January 2, 2018

Dukung Satgas anti SARA, Anton Tabah : Polri Jangan Buat Definisi SARA Ngawur Lagi

Anton Tabah (foto: rakyatjakarta.com)
Gema Indonesia - untuk meminimalisir isu SARA pada pelaksanaan pilkada 2018 di 171 kabupaten/kota dan propinsi, Polri akan menggelar patroli siber nonstop 24 jam x 7 hari.

Wakil ketua Komisi Hukum Majelis Ulama Indonesia (MUI) Pusat, Anton Tabah Digdoyo mengapresiasi langkah Polri tersebut.


"Saya selaku mantan anggota Polri tentu senang jika benar Polri akan membentuk satuan anti SARA sebagai antisipasi kejahatan atas nama suku, agama, ras walau  sebetulnya Indonesia sudah punya UU tentang hal tersebut yaitu UU UU 1 PNPS 1965, KHUP pasal 156 dan 156a," ujarnya.


Penjabaran UUD 1945 pasal 28 E, 28 J dan 29 ayat 1 yang menegaskan WNI wajib beragama dan menjalankan agama sesuai kitab sucinya. Kebebasan WNI juga dibatasi sesuai pasal 28J dan 29 ayat 1, semua perilaku bangsa Indonesia harus berdasar Ketuhanan Yang Maha Esa. Untuk itu, Anton berharap Polri hati-hati merumuskan unsur SARA. 

"Jangan keluar dari konsideran batang tubuh dan penjelasan UU juga UUD 45 tersebut," imbuhnya. 

Memilih pemimpin di wilayah mayoritas muslim harus seiman, jelas itu bukan SARA sebab hal itu diatur dalam al-Quran. 

"Jangankan milih pemimpin, milih teman karib milih pasutri juga harus seiman telah diatur di al-Quran surat 3/118, 119 dan di surat 2/221," ucapnya. 


Untuk itu Anton mendukung sekaligus mengingatkan Polri agar tidak salah dalam memahami definisi SARA. 
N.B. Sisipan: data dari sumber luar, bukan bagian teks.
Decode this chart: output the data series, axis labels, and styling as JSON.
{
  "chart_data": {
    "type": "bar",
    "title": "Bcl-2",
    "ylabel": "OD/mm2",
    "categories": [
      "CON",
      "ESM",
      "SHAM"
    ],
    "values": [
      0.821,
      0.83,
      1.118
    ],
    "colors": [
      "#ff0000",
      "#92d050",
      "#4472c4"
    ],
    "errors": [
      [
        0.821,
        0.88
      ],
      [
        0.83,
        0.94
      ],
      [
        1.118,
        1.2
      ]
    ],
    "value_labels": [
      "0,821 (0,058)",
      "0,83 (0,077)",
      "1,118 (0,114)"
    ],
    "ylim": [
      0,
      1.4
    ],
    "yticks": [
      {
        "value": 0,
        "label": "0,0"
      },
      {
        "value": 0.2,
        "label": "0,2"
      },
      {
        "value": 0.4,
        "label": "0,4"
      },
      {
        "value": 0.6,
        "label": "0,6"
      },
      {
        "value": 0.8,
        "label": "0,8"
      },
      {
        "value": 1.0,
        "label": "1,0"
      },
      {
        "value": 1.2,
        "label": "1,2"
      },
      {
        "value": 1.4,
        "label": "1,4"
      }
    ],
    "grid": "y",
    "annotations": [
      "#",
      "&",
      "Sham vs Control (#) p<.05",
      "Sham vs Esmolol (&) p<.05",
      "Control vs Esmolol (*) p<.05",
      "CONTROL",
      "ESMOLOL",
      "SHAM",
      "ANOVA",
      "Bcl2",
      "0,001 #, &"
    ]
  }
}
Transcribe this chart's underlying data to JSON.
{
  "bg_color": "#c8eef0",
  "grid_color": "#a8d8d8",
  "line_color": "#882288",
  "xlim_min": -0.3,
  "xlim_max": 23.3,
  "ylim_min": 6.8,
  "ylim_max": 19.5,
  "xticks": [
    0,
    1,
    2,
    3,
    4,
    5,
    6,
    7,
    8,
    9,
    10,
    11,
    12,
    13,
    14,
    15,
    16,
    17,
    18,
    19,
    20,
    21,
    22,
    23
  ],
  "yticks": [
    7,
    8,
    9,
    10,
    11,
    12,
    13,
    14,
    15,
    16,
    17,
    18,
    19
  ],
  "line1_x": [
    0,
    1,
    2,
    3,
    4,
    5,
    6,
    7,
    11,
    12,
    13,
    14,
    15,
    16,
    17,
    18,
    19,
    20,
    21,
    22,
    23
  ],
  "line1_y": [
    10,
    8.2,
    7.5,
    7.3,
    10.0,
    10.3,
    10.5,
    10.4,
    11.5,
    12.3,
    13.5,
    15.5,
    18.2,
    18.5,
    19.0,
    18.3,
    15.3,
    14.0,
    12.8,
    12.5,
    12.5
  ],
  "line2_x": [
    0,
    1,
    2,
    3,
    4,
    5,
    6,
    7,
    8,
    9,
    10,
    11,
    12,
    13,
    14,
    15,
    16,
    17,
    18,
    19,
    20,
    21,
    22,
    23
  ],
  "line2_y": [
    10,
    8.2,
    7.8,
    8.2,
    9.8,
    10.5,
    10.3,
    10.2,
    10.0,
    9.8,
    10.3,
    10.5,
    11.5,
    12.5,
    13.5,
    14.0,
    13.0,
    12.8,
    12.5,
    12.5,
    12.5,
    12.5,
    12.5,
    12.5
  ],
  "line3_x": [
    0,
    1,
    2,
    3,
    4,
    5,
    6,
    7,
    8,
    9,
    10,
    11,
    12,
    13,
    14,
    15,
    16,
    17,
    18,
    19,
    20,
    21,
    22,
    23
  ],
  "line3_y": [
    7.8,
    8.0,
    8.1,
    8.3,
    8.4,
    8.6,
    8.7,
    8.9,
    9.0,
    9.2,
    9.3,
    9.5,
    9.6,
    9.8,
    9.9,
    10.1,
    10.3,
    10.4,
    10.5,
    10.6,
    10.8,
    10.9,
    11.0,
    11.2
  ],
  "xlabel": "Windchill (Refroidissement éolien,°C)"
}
"Karena itu silakan Polri bentuk Satgas anti SARA tapi jangan sampai salah arti apalagi buat definisi SARA yang ngawur. Jangan sampai kesalahan artikan makar terulang lagi dalam mengartikan SARA," tegasnya. 

Anton mengingatkan agar jangan sampai kesalahan Polri dalam mengartikan makar terulang kembali sehingga 10 tokoh nasional ditetapkan sebagai tersangka tanpa tindak lanjut. Bahkan, dua orang di antaranya yaitu Sri Bintang Pamungkas dan Muhammad Al-Khaththath ditahan berbulan-bulan kemudian dilepas begitu saja tanpa rehabilitas juga kompensasi. 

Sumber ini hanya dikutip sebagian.